Division Between Jurisdictions Creates Questions Surrounding ERISA Claims

Current and former retirement plan members in two Cornell University 403(b) plans have asked the U.S. Supreme Court to revive their dismissed claims, which were brought in an August 2016 lawsuit.

The plaintiffs claim the university and its fiduciaries violated ERISA by conducting prohibited transactions, failing to remove poor-performing investments, charging high record-keeping fees, failing to monitor fees, and offering expensive mutual fund share classes when cheaper share classes were available.

A federal district judge either dismissed or granted summary judgment to the sponsor on all of the participants' claims but one. That claim was later settled. In November 2023, a federal appeals court reviewed the dismissed claims and upheld the district court's decision to dismiss. The plaintiffs now are seeking review by the U.S. Supreme Court.

According to the petition for certiorari filed in Cunningham et al. vs. Cornell University et al, plaintiffs have asked the justices to establish uniformity in how appeals courts and district courts interpret ERISA's guidelines on prohibited transactions and what sponsors must do to secure exemptions protecting themselves from liability. The petition said various courts disagree on whether an alleged prohibited transaction should be based on a strict reading of ERISA or whether a plaintiff "must plead and prove additional elements and facts not contained in the provision's text." The Cornell plaintiffs contend that prohibited transaction claims should be based on the former but argue that some appeals courts emphasize the latter, thus creating uncertainty and forming a basis for their certiorari petition. "Cornell University asks Supreme Court to support its ERISA practices" www.pionline.com (Mar. 18, 2024).

 

Commentary

 

The plaintiffs' prohibited transaction claim is premised on ERISA's 29 U.S.C. §1106(a), entitled "[t]ransactions between plan and party in interest," which provides, in relevant part:

Except as provided in section 1108 of this title:

 

(1) A fiduciary with respect to a plan shall not cause the plan to engage in a transaction, if … such transaction constitutes a direct or indirect … (C) furnishing of goods, services, or facilities between the plan and a party in interest… 

 

ERISA defines a "party in interest" of an employee benefit plan to include "a person providing services to such plan." §1002(14)(B).

Section 1108, expressly referenced in §1106(a), and lists certain exemptions from prohibited transactions. One exemption is §1108(b)(2)(A), which permits "[c]ontracting or making reasonable arrangements with a party in interest for office space, or legal, accounting, or other services necessary for the establishment or operation of the plan, if no more than reasonable compensation is paid therefor."

Reading §1106(a)(1)(C) in isolation would appear to prohibit payments by a plan to any entity providing it with any services. However, the Third, Tenth, and Seventh Circuits have declined to interpret in this manner to avoid absurd results. Two other circuits, the Eighth and Ninth, took a literal and expansive view, holding the §1108(b) exemptions are affirmative defenses and need not be addressed when examining the merits of a plaintiff's §1106 claim.

The Second Circuit in Cunningham v.
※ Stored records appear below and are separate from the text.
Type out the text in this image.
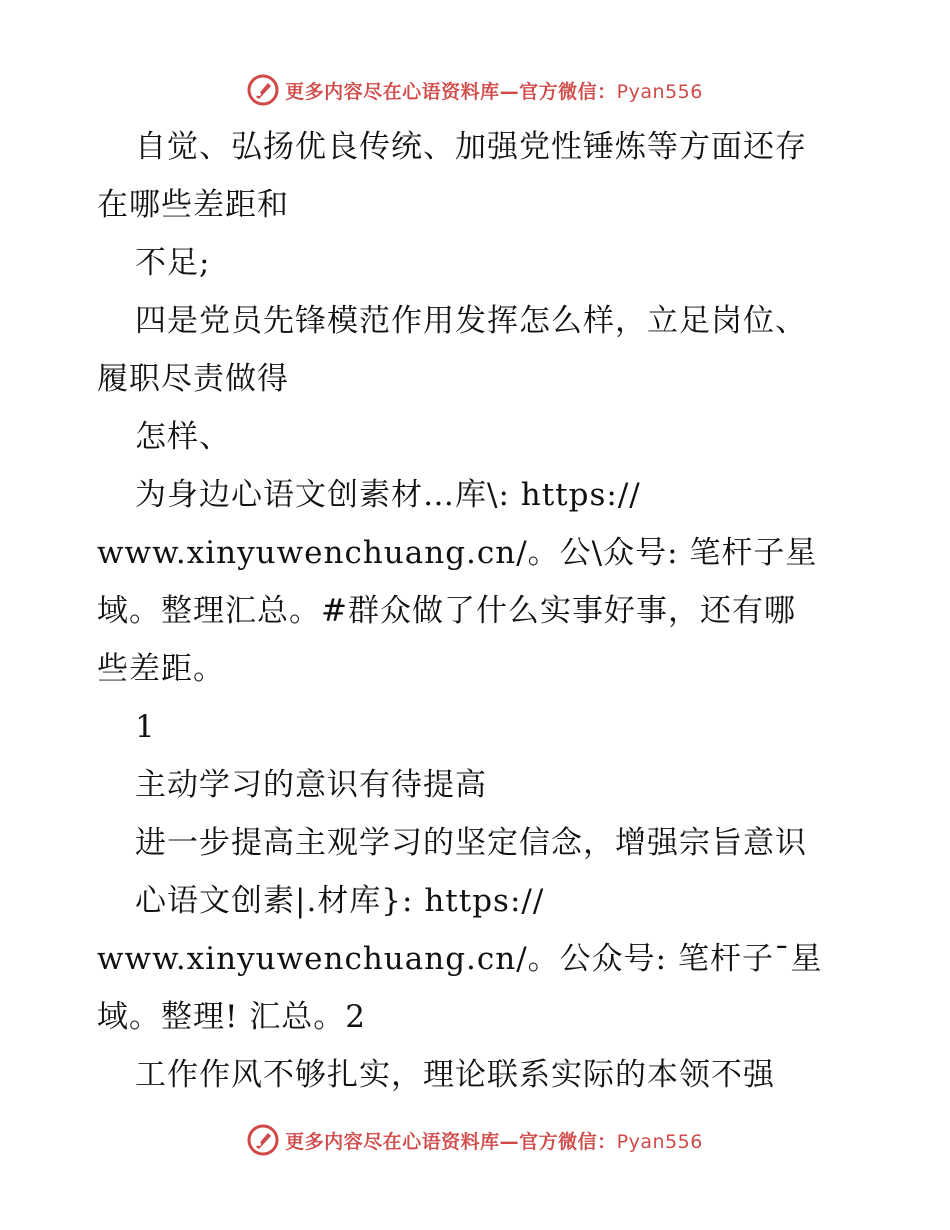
更多内容尽在心语资料库—官方微信：Pyan556
自觉、弘扬优良传统、加强党性锤炼等方面还存
在哪些差距和
不足;
四是党员先锋模范作用发挥怎么样，立足岗位、
履职尽责做得
怎样、
为身边心语文创素材…库\: https://
www.xinyuwenchuang.cn/。公\众号: 笔杆子星
域。整理汇总。#群众做了什么实事好事，还有哪
些差距。
1
主动学习的意识有待提高
进一步提高主观学习的坚定信念，增强宗旨意识
心语文创素|.材库}: https://
www.xinyuwenchuang.cn/。公众号: 笔杆子¯星
域。整理! 汇总。2
工作作风不够扎实，理论联系实际的本领不强
更多内容尽在心语资料库—官方微信：Pyan556
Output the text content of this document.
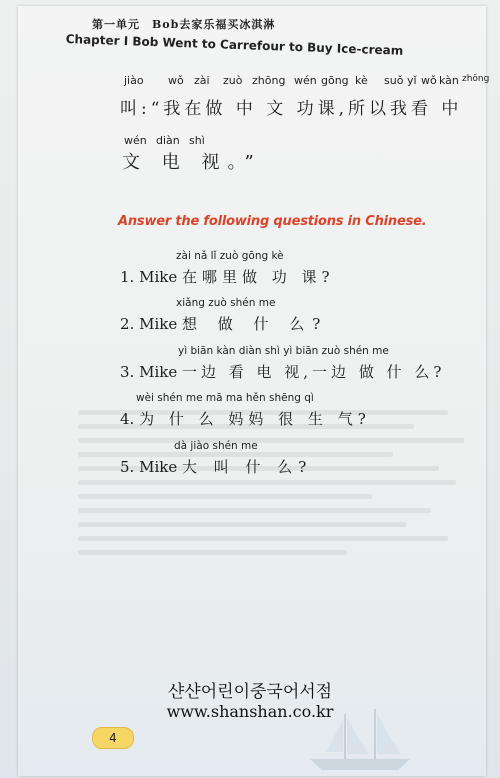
第一单元　Bob去家乐福买冰淇淋
Chapter I Bob Went to Carrefour to Buy Ice-cream
jiào wǒ zài zuò zhōng wén gōng kè suǒ yǐ wǒ kàn zhōng
叫:“我在做 中 文 功课,所以我看 中
wén diàn shì
文 电 视。”
Answer the following questions in Chinese.
zài nǎ lǐ zuò gōng kè
1. Mike 在哪里做 功 课?
xiǎng zuò shén me
2. Mike 想 做 什 么?
yì biān kàn diàn shì yì biān zuò shén me
3. Mike 一边 看 电 视,一边 做 什 么?
wèi shén me mā ma hěn shēng qì
4. 为 什 么 妈妈 很 生 气?
dà jiào shén me
5. Mike 大 叫 什 么?
샨샨어린이중국어서점
www.shanshan.co.kr
4
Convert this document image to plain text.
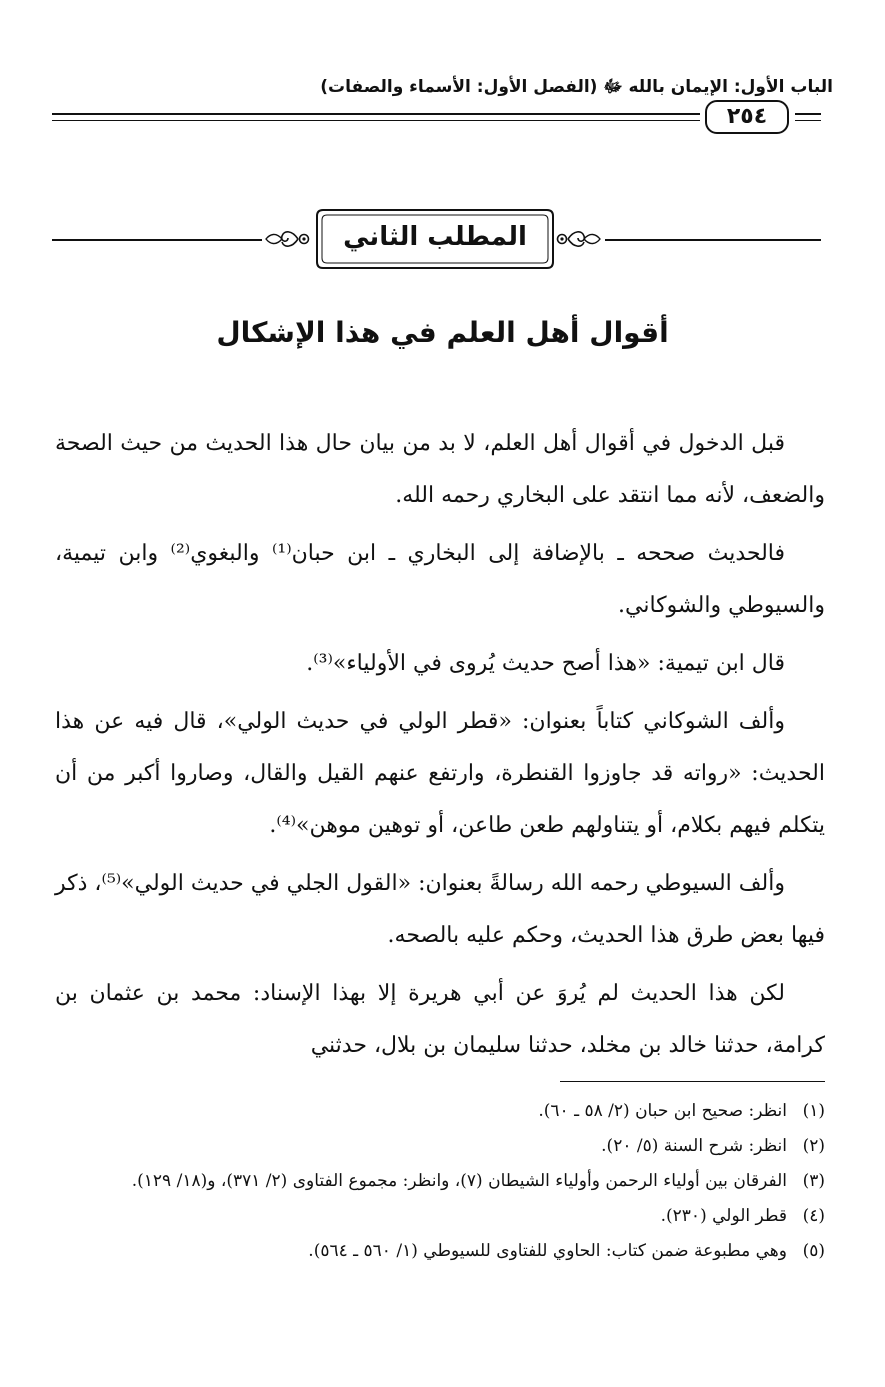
الباب الأول: الإيمان بالله ﷻ (الفصل الأول: الأسماء والصفات)
٢٥٤
المطلب الثاني
أقوال أهل العلم في هذا الإشكال

قبل الدخول في أقوال أهل العلم، لا بد من بيان حال هذا الحديث من حيث الصحة والضعف، لأنه مما انتقد على البخاري رحمه الله.

فالحديث صححه ـ بالإضافة إلى البخاري ـ ابن حبان⁽¹⁾ والبغوي⁽²⁾ وابن تيمية، والسيوطي والشوكاني.

قال ابن تيمية: «هذا أصح حديث يُروى في الأولياء»⁽³⁾.

وألف الشوكاني كتاباً بعنوان: «قطر الولي في حديث الولي»، قال فيه عن هذا الحديث: «رواته قد جاوزوا القنطرة، وارتفع عنهم القيل والقال، وصاروا أكبر من أن يتكلم فيهم بكلام، أو يتناولهم طعن طاعن، أو توهين موهن»⁽⁴⁾.

وألف السيوطي رحمه الله رسالةً بعنوان: «القول الجلي في حديث الولي»⁽⁵⁾، ذكر فيها بعض طرق هذا الحديث، وحكم عليه بالصحه.

لكن هذا الحديث لم يُروَ عن أبي هريرة إلا بهذا الإسناد: محمد بن عثمان بن كرامة، حدثنا خالد بن مخلد، حدثنا سليمان بن بلال، حدثني

(١)
انظر: صحيح ابن حبان (٢/ ٥٨ ـ ٦٠).
(٢)
انظر: شرح السنة (٥/ ٢٠).
(٣)
الفرقان بين أولياء الرحمن وأولياء الشيطان (٧)، وانظر: مجموع الفتاوى (٢/ ٣٧١)، و(١٨/ ١٢٩).
(٤)
قطر الولي (٢٣٠).
(٥)
وهي مطبوعة ضمن كتاب: الحاوي للفتاوى للسيوطي (١/ ٥٦٠ ـ ٥٦٤).
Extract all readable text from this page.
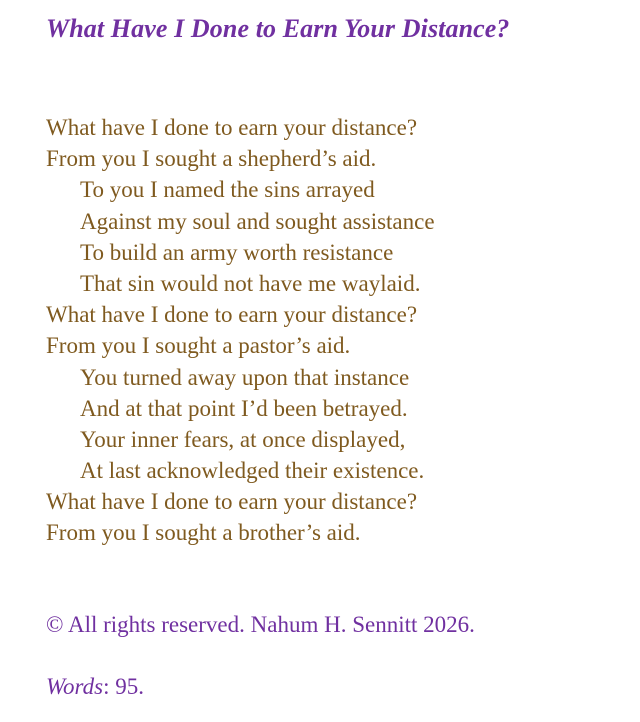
What Have I Done to Earn Your Distance?
What have I done to earn your distance?
From you I sought a shepherd’s aid.
To you I named the sins arrayed
Against my soul and sought assistance
To build an army worth resistance
That sin would not have me waylaid.
What have I done to earn your distance?
From you I sought a pastor’s aid.
You turned away upon that instance
And at that point I’d been betrayed.
Your inner fears, at once displayed,
At last acknowledged their existence.
What have I done to earn your distance?
From you I sought a brother’s aid.
© All rights reserved. Nahum H. Sennitt 2026.
Words: 95.
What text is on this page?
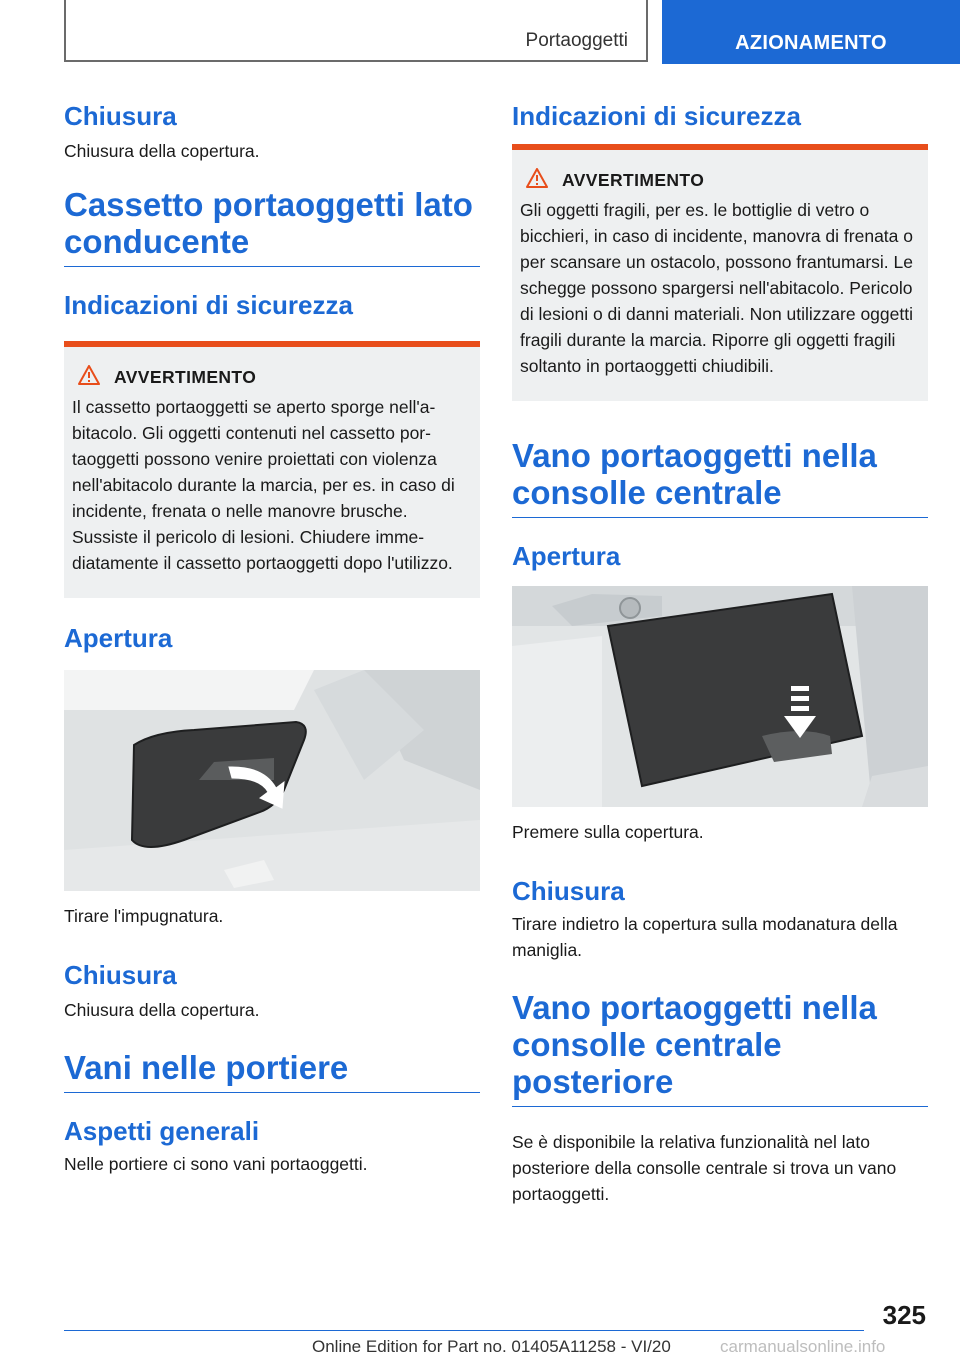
Portaoggetti	AZIONAMENTO
Chiusura

Chiusura della copertura.

Cassetto portaoggetti lato conducente
Indicazioni di sicurezza
AVVERTIMENTO
Il cassetto portaoggetti se aperto sporge nell'abitacolo. Gli oggetti contenuti nel cassetto portaoggetti possono venire proiettati con violenza nell'abitacolo durante la marcia, per es. in caso di incidente, frenata o nelle manovre brusche. Sussiste il pericolo di lesioni. Chiudere immediatamente il cassetto portaoggetti dopo l'utilizzo.
Apertura

Tirare l'impugnatura.

Chiusura

Chiusura della copertura.

Vani nelle portiere
Aspetti generali

Nelle portiere ci sono vani portaoggetti.

Indicazioni di sicurezza
AVVERTIMENTO
Gli oggetti fragili, per es. le bottiglie di vetro o bicchieri, in caso di incidente, manovra di frenata o per scansare un ostacolo, possono frantumarsi. Le schegge possono spargersi nell'abitacolo. Pericolo di lesioni o di danni materiali. Non utilizzare oggetti fragili durante la marcia. Riporre gli oggetti fragili soltanto in portaoggetti chiudibili.
Vano portaoggetti nella consolle centrale
Apertura

Premere sulla copertura.

Chiusura

Tirare indietro la copertura sulla modanatura della maniglia.

Vano portaoggetti nella consolle centrale posteriore

Se è disponibile la relativa funzionalità nel lato posteriore della consolle centrale si trova un vano portaoggetti.

325
Online Edition for Part no. 01405A11258 - VI/20	carmanualsonline.info
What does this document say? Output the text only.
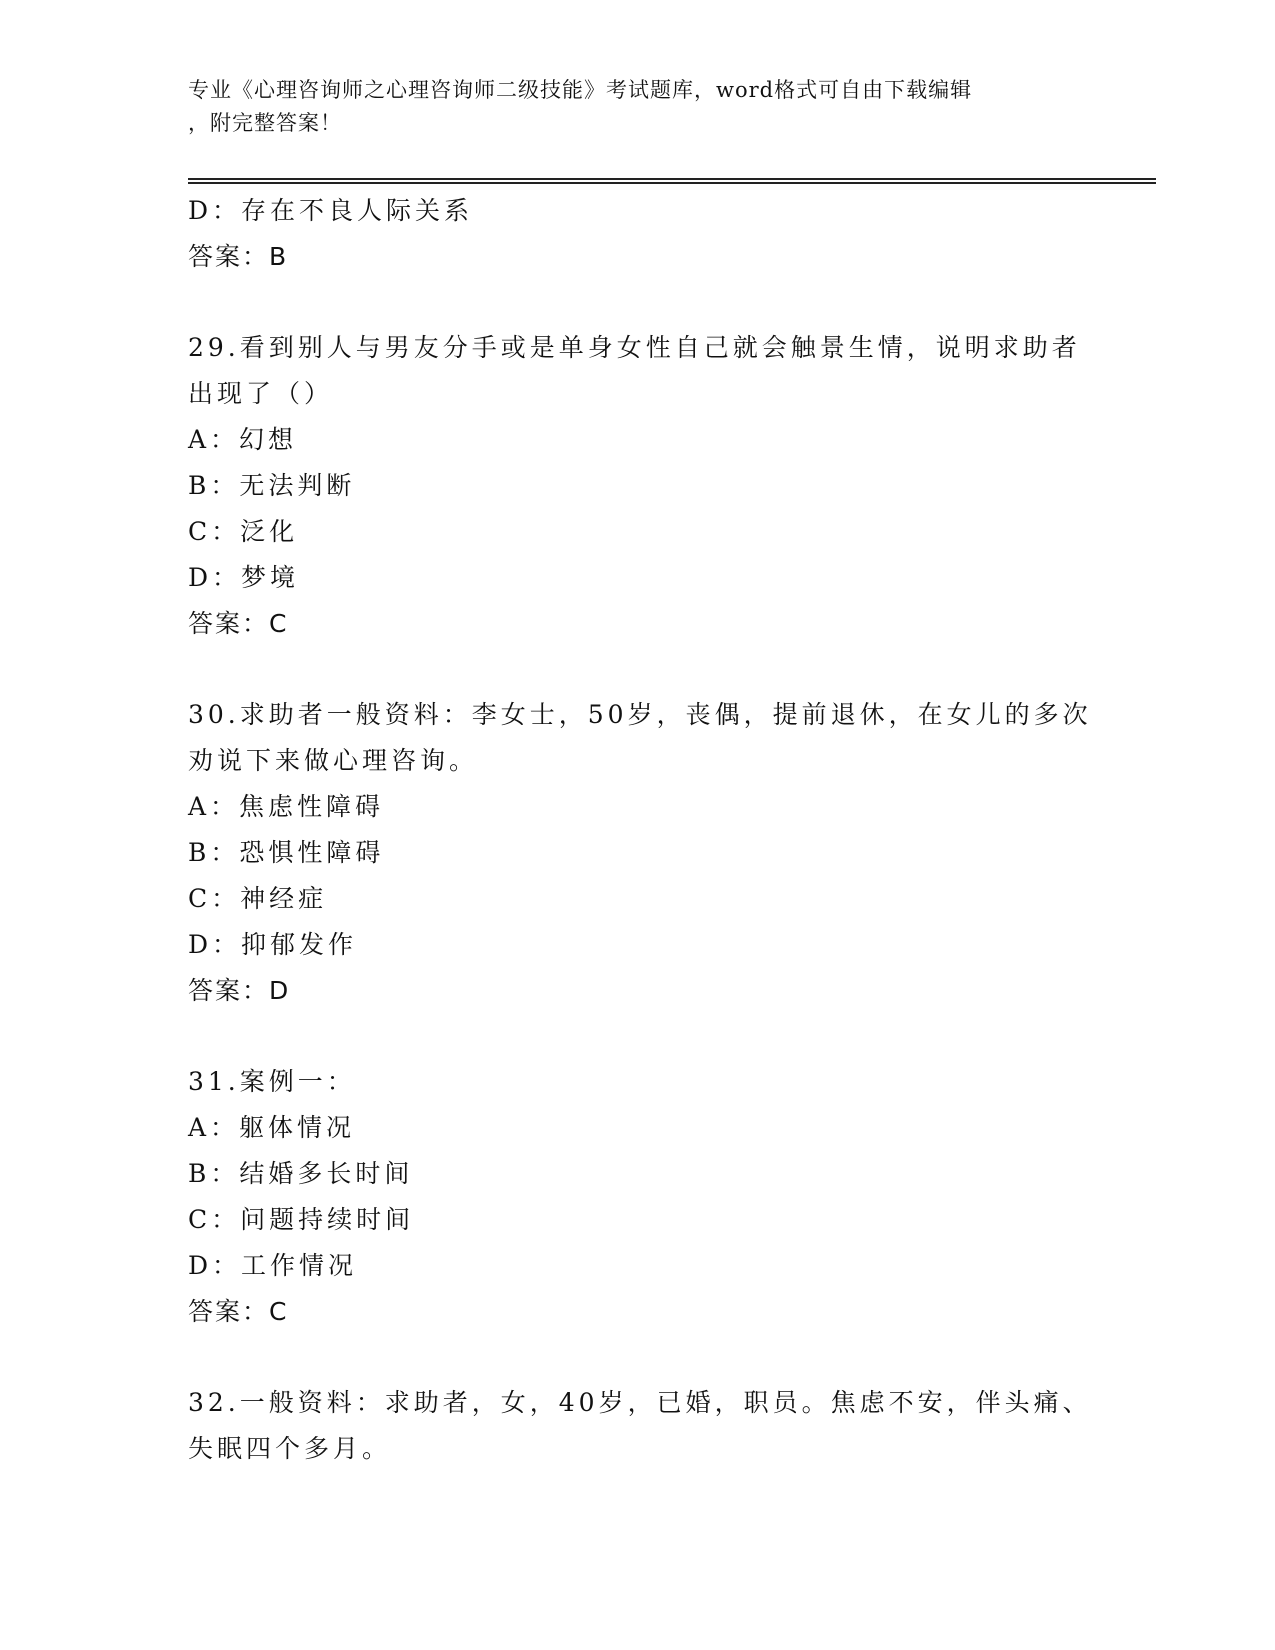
专业《心理咨询师之心理咨询师二级技能》考试题库，word格式可自由下载编辑
，附完整答案！
D：存在不良人际关系
答案：B
29.看到别人与男友分手或是单身女性自己就会触景生情，说明求助者
出现了（）
A：幻想
B：无法判断
C：泛化
D：梦境
答案：C
30.求助者一般资料：李女士，50岁，丧偶，提前退休，在女儿的多次
劝说下来做心理咨询。
A：焦虑性障碍
B：恐惧性障碍
C：神经症
D：抑郁发作
答案：D
31.案例一：
A：躯体情况
B：结婚多长时间
C：问题持续时间
D：工作情况
答案：C
32.一般资料：求助者，女，40岁，已婚，职员。焦虑不安，伴头痛、
失眠四个多月。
Cornell followed in part the Eighth Circuit, though not its "affirmative defense" reasoning. The Second held: "As a matter of first impression that to state a claim for a prohibited transaction pursuant 29 U.S.C. §1106(a)(1)(C), it is not enough to allege that a fiduciary caused the plan to compensate a service provider for its services; rather, the complaint must plausibly allege that the services were unnecessary or involved unreasonable compensation … thus supporting an inference of disloyalty."

The difference in interpreting these two provisions is obvious between the various circuits that have addressed this issue. It remains to be seen if the U.S. Supreme Court will take up the case.